Finden sich schwere Zellatypien bis hin zur Anaplasie, sowie sarkomatöses Stroma, entspricht dieses einer ungünstigen Histologie. Dieser histologische Subtyp tritt mit einer Häufigkeit von etwa 12% auf und muss postoperativ besonders aggressiv mit einer Chemotherapie behandelt werden. Der sogenannte Klarzelltyp stellt die bösartigste Variante des Nephroblastoms dar.
Symptomatik
Die betroffenen Kinder fallen in aller Regel durch ihr vorgewölbtes Abdomen auf. Bei der Palpation ist der Abdominaltumor gut tastbar. Etwa 30% der Patienten zeigen weitere Symptome wie Bauchschmerzen, Erbrechen oder Fieber. Eine Hämaturie lässt sich nur selten nachweisen. Bei 10% der Fälle besteht eine arterielle Hypertonie. Selbst bei ausgedehntem Befund ist der Allgemeinzustand der Kinder meist sehr gut.
Stadieneinteilung
Das Nephroblastom wird nach der SIOP in fünf Stadien eingeteilt:
- Stadium I: Der Tumor ist auf die Niere beschränkt
- Stadium II: Der Tumor überschreitet die Niere, jedoch vollständige operative Entfernung in Abhängigkeit vom Lymphknotenbefall
- Stadium III: Der Tumor überschreitet die Niere, die vollständige operative Entfernung ist nicht möglich
- Stadium IV: Nachweis von Fernmetastasen
- Stadium V: bilateraler Tumor
Komplikationen
Der Tumor kann zapfenförmig in die Nierenvenen und die Vena cava inferior vorwachsen (Cavazapfen).
Diagnostik
- Palpation des Abdomens
- Sonographie des Abdomens
- Kernspintomographie
- Röntgen des Thorax
- Skelettszintigraphie beim Klarzelltyp
Differentialdiagnose
Therapie
Um die Tumormasse zu verringern, wird bei den Patienten in der Regel eine präoperative Chemotherapie mit Vincristin und Actinomycin D über vier bis sechs Wochen durchgeführt.

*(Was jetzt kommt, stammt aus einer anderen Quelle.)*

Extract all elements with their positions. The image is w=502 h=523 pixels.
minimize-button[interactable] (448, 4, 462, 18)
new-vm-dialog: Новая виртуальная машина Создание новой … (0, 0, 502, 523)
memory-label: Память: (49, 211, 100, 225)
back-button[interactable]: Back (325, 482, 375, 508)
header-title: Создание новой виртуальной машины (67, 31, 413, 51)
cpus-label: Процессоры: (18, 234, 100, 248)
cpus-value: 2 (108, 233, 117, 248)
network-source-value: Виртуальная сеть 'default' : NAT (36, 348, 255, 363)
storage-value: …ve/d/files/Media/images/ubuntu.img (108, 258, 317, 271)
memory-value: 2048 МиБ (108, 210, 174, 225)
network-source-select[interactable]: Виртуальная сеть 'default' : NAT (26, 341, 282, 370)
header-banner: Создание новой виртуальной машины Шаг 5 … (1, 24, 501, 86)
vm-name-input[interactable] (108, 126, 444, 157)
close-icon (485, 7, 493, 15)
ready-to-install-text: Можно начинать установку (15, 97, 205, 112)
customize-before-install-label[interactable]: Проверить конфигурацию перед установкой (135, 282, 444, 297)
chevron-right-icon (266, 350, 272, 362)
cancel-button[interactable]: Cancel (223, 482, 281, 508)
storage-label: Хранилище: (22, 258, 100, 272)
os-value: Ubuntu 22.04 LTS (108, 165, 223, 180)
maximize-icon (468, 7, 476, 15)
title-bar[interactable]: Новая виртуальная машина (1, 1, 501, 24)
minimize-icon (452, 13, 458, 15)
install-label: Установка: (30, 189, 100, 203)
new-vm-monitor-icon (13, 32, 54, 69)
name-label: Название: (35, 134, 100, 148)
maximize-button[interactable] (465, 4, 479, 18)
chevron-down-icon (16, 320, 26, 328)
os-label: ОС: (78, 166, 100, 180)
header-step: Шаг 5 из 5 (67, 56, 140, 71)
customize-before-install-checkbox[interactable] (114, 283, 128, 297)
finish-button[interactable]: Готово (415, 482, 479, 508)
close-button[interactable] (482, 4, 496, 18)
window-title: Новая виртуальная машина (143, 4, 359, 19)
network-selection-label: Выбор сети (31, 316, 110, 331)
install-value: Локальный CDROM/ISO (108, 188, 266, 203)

Nach der Chemotherapie erfolgt die Operation mit intraoperativer Stadieneinteilung. Abhängig von der Histologie, vom Tumorvolumen und Tumorstadium, erfolgt eine postoperative Chemotherapie. In Einzelfällen mit sehr weit fortgeschrittenem Befund, wird eine Bestrahlung durchgeführt.